Change can be brought about without bloodshed as Martin Luther King Jr., continually preached.“The strong man is the man who will not hit back, who can stand up for his rights and yet not hit back,” said King in Holt Street Baptist Church on Nov. 14, 1956.

Many students at Academy feel peaceful protests must be emphasized more so now than ever. Figueroa, for example, feels that Columbia is in desperate need. 

“When citizens burned down train stations, they take away their own source of transportation. Instead of peacefully attempting to get reactions, they do so violently. This prompts the police to respond violently as well, leading to many lives being lost. The people could have kept that from happening,” she said.  

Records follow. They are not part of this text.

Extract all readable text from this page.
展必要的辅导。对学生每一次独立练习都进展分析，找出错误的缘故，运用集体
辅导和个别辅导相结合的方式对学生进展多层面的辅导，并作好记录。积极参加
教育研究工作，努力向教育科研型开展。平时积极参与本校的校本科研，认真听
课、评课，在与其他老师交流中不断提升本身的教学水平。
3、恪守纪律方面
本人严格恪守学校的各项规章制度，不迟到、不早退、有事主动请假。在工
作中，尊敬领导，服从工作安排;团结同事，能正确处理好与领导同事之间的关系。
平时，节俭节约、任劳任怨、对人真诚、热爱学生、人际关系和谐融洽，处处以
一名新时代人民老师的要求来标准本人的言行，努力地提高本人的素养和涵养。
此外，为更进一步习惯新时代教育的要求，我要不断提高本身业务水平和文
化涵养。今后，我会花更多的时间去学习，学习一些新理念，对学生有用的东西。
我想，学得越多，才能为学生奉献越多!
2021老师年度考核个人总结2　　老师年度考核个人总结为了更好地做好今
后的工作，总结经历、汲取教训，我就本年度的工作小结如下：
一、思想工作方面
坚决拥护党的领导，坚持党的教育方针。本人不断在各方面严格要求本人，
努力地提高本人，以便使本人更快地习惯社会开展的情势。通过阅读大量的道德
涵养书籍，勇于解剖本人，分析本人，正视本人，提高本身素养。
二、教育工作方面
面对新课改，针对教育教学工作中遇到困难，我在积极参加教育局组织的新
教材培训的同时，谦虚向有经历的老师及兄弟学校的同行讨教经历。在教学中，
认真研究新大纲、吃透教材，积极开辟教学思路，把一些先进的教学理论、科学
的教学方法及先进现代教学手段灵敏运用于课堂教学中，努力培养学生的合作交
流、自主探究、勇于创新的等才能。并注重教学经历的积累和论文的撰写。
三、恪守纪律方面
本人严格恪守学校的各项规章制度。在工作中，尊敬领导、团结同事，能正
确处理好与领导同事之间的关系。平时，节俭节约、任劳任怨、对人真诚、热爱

Lopez-Comperr agrees with Figueroa, “All the stores and shopping centers [in Santiago] close very early or do not even open. The subway is in very bad condition, the streets are burned and scratched everywhere, and security is the most worrisome thing. I and my family live with more fear than usual lately. In relation to peaceful protests, I totally agree that people have the right to express what they think and express what they find is wrong, but to get to the point of destruction and aggression, I find that it is something that is not okay. They should think twice before acting violently,” he said.

An end to violent uproars, however, does not mean and end to demonstrations. People must continue to stand up for what is right, embodying the true ideals of democracy.

The global rise of civil unrest speaks to the testament that no one, regardless of race, color, age, or ethnicity should remain silence. We, as a newspaper, encourage their bravery and support their efforts for a better world.